October 1992, Page 39

Education

What Did You Do This Summer?

By Andrea W. Lorenz

While Washington Report readers were vacationing or wishing they were, here's what some of their Middle East scholar and activist colleagues were doing this summer.

John Duke Anthony, president of the National Council on U.S.-Arab Relations, led two groups of professors and community leaders on study visits to Syria. In addition, he completed a book on Bahrain for the Children's Press Enchantment of the World series and wrote an article entitled "Betwixt War and Peace, the GCC Between Summits" which will appear in the fall issue of Middle East Insight.

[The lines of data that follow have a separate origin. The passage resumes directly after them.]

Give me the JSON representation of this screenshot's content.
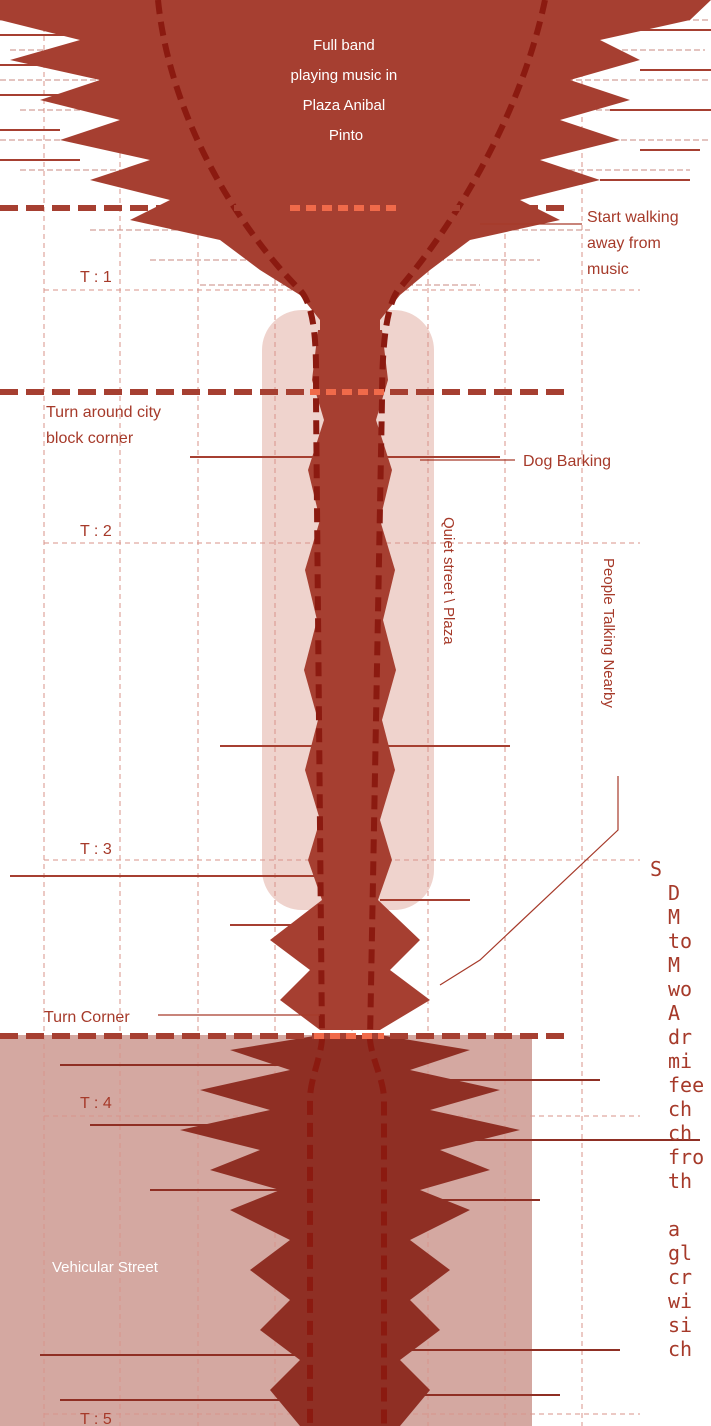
{
  "colors": {
    "wave": "#a63f31",
    "wave_dark": "#8a2a20",
    "guide": "#8b1a10",
    "highlight": "#f06a4a",
    "label": "#a63a2a",
    "grid": "#d9938a",
    "vehicular": "#d4a8a1",
    "plaza_fill": "#e9c2bb"
  },
  "labels": {
    "band": [
      "Full band",
      "playing music in",
      "Plaza Anibal",
      "Pinto"
    ],
    "start_walking": [
      "Start walking",
      "away from",
      "music"
    ],
    "turn_block": [
      "Turn around city",
      "block corner"
    ],
    "dog": "Dog Barking",
    "quiet": "Quiet street \\ Plaza",
    "people": "People Talking Nearby",
    "turn_corner": "Turn Corner",
    "vehicular": "Vehicular Street"
  },
  "time_markers": [
    "T : 1",
    "T : 2",
    "T : 3",
    "T : 4",
    "T : 5"
  ],
  "handwriting": [
    "S",
    "D",
    "M",
    "to",
    "M",
    "wo",
    "A",
    "dr",
    "mi",
    "fee",
    "ch",
    "ch",
    "fro",
    "th",
    "",
    "a",
    "gl",
    "cr",
    "wi",
    "si",
    "ch"
  ]
}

Michael Collins Dunn, editor of the International Estimate and Washington Report columnist, authored a study on Tunisia entitled Renaissance or Radicalism, Political Islam: The Case of Tunisia's Al-Nahda.

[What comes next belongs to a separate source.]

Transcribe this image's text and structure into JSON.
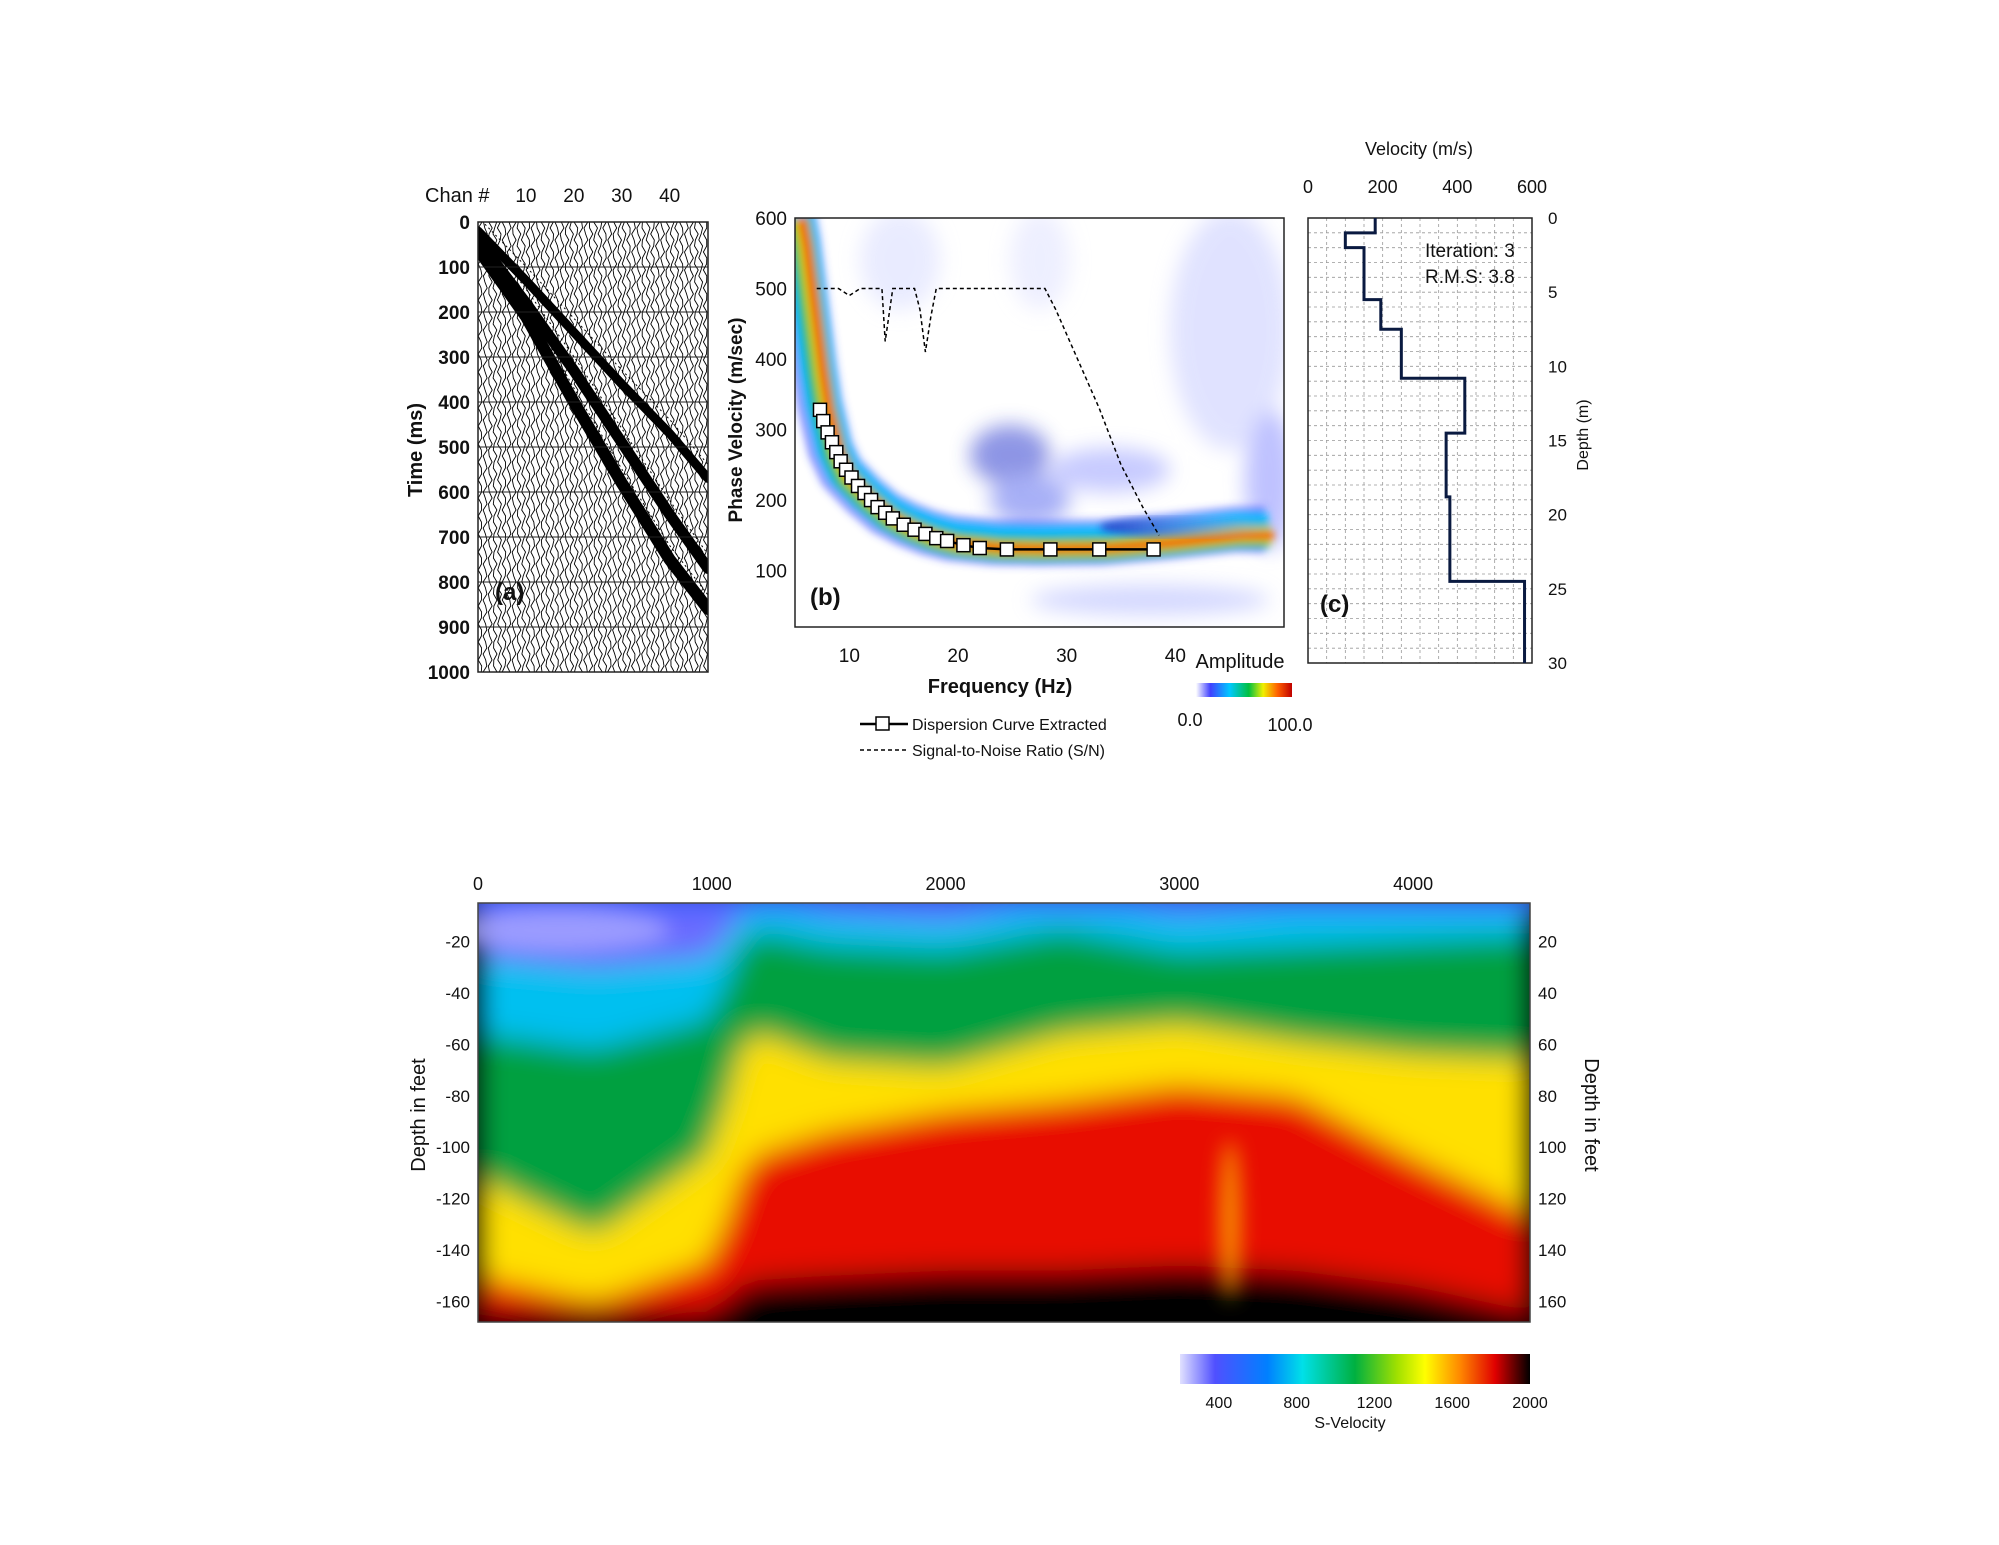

Islamic scholar John Esposito, of the College of the Holy Cross, finished a new book, The Islamic Threat: Myth or Reality?, published in August by Oxford University Press. He also worked on his contribution to The Encyclopedia of the Modern Islamic World, to be published by Oxford University Press in 1995. In addition, he and historian John Voll, who was recently elected president of the Middle East Studies Association, are co-authoring two works, Democracy, Identity, and Conflict Resolution in the Islamic World, which will appear as a monograph next year, and Makers of Contemporary Islam, interviews with a dozen contemporary Islamic intellectuals and activists.

Nikki Keddie, author of books on revolutionary Iran, is editing a new journal, Contention: Debates in Society, Culture, and Science, published by the University of Indiana Press. The summer issue will contain articles on Christian Zionism, Islamic revival, and the work of Wilfred Thesiger.

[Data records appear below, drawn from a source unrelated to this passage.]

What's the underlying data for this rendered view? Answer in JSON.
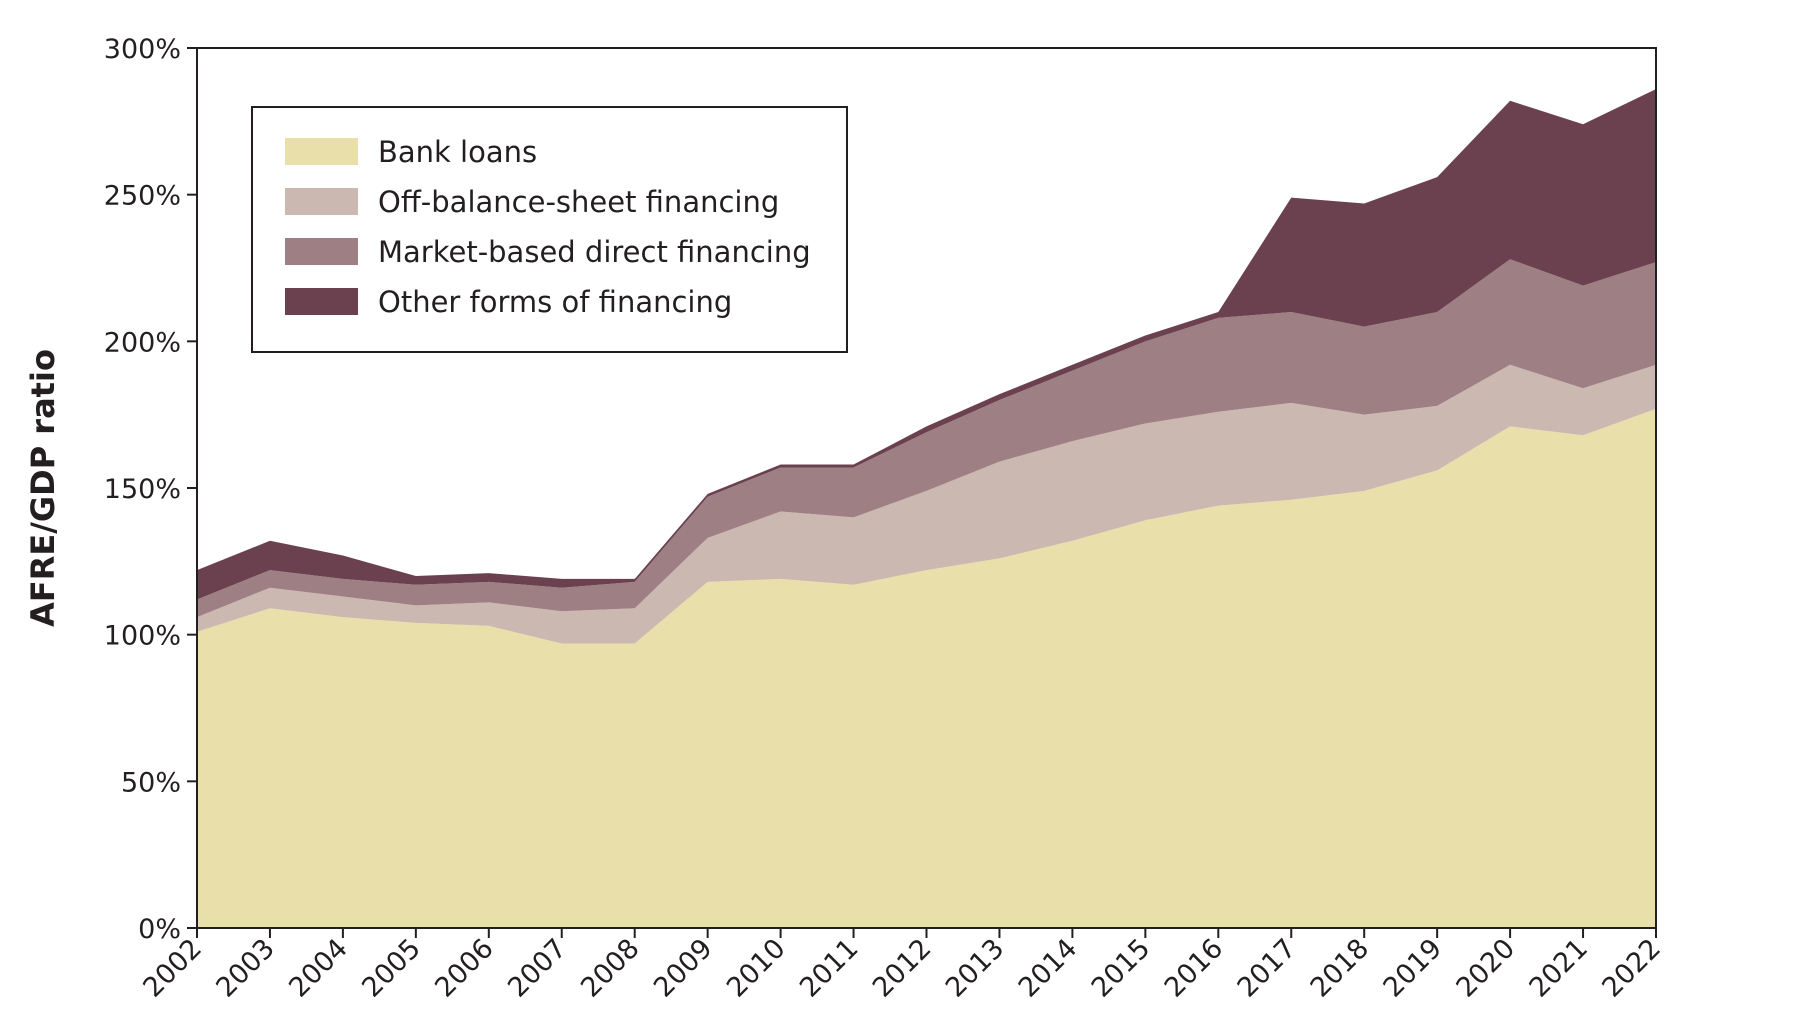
{
  "chart_data": {
    "type": "area",
    "stacked": true,
    "ylabel": "AFRE/GDP ratio",
    "xlabel": "",
    "ylim": [
      0,
      300
    ],
    "yticks": [
      0,
      50,
      100,
      150,
      200,
      250,
      300
    ],
    "ytick_labels": [
      "0%",
      "50%",
      "100%",
      "150%",
      "200%",
      "250%",
      "300%"
    ],
    "categories": [
      "2002",
      "2003",
      "2004",
      "2005",
      "2006",
      "2007",
      "2008",
      "2009",
      "2010",
      "2011",
      "2012",
      "2013",
      "2014",
      "2015",
      "2016",
      "2017",
      "2018",
      "2019",
      "2020",
      "2021",
      "2022"
    ],
    "legend_position": "top-left",
    "series": [
      {
        "name": "Bank loans",
        "color": "#e8dfab",
        "values": [
          101,
          109,
          106,
          104,
          103,
          97,
          97,
          118,
          119,
          117,
          122,
          126,
          132,
          139,
          144,
          146,
          149,
          156,
          171,
          168,
          177
        ]
      },
      {
        "name": "Off-balance-sheet financing",
        "color": "#cbb8b0",
        "values": [
          5,
          7,
          7,
          6,
          8,
          11,
          12,
          15,
          23,
          23,
          27,
          33,
          34,
          33,
          32,
          33,
          26,
          22,
          21,
          16,
          15
        ]
      },
      {
        "name": "Market-based direct financing",
        "color": "#9e8084",
        "values": [
          6,
          6,
          6,
          7,
          7,
          8,
          9,
          14,
          15,
          17,
          20,
          21,
          24,
          28,
          32,
          31,
          30,
          32,
          36,
          35,
          35
        ]
      },
      {
        "name": "Other forms of financing",
        "color": "#6b4150",
        "values": [
          10,
          10,
          8,
          3,
          3,
          3,
          1,
          1,
          1,
          1,
          2,
          2,
          2,
          2,
          2,
          39,
          42,
          46,
          54,
          55,
          59
        ]
      }
    ]
  }
}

Kanan Makiya, who wrote Republic of Fear under the pseudonym Samir Al-Khalil, spent the summer in London completing his new book, Cruelty and Silence: War, Tyranny, Uprising and the Arab World, to be published this fall by W.W. Norton in New York and Hutchinson in London.

Phebe Marr, the author of A Modern History of Iraq and senior fellow at the National Defense University's Institute for National Strategic Studies, finished a book entitled Riding the Tiger: The Middle East Challenge After the Cold War with William Lewis, director of Security Policy Studies at George Washington University. The book, due to be published this year by Westview Press, assesses the impact of global changes on trends in the region. Dr. Marr also traveled to northern Iraq and Jordan to gather material for a forthcoming update of A Modern History of Iraq.

RAND Institute Senior Research Analyst Graham Fuller wrote two studies published by RAND entitled The New Geo-Politics of Central Asia and Turkey Faces East. He focused much of his summer's work on the long-range outlook for Iraq, the implications of developments among the Kurds and the question of whether Iraq will remain a unitary state.

William Quandt, author of Camp David: Peacemaking and Politics and The Middle East Ten Years After Camp David, worked on his study of American diplomacy and the Arab-Israeli peace negotiations since 1967. He also traveled to Corfu for a conference on Arab-Israeli issues.

Following two visits to Algeria (the second after the assassination of President Boudiaf), journalist Milton Viorst wrote an article about events there for the New Yorker magazine. He also spent two weeks in Israel working on a second New Yorker article for September publication. Viorst continued work on a book about the Arab world tentatively entitled Sand Castles, due to be published by Alfred Knopf next year.

Edward Said, author of Orientalism and Covering Islam, visited Jerusalem this summer with his family for the first time since he left it as a child in 1947. In September, an account of his return will appear in the Observer in London and in Harper's in the U.S. After eight years of work, Professor Said has also completed his sequel to Orientalism. Entitled Culture and Imperialism, it will be published by Alfred Knopf in early 1993.

Jim Zogby, and the staff of the Arab American Institute which he heads, were very much in evidence at the Democratic and Republican conventions. In between conventions, Zogby wrote a weekly column for the newspaper Al Sharq Al Awsat and presented a weekly commentary on the U.S. presidential elections for the London-based television network Middle East Broadcasting Corporation. In addition, the Little League baseball team he coached made it to the semifinals!

Andrea W. Lorenz is the features editor of the Washington Report on Middle East Affairs.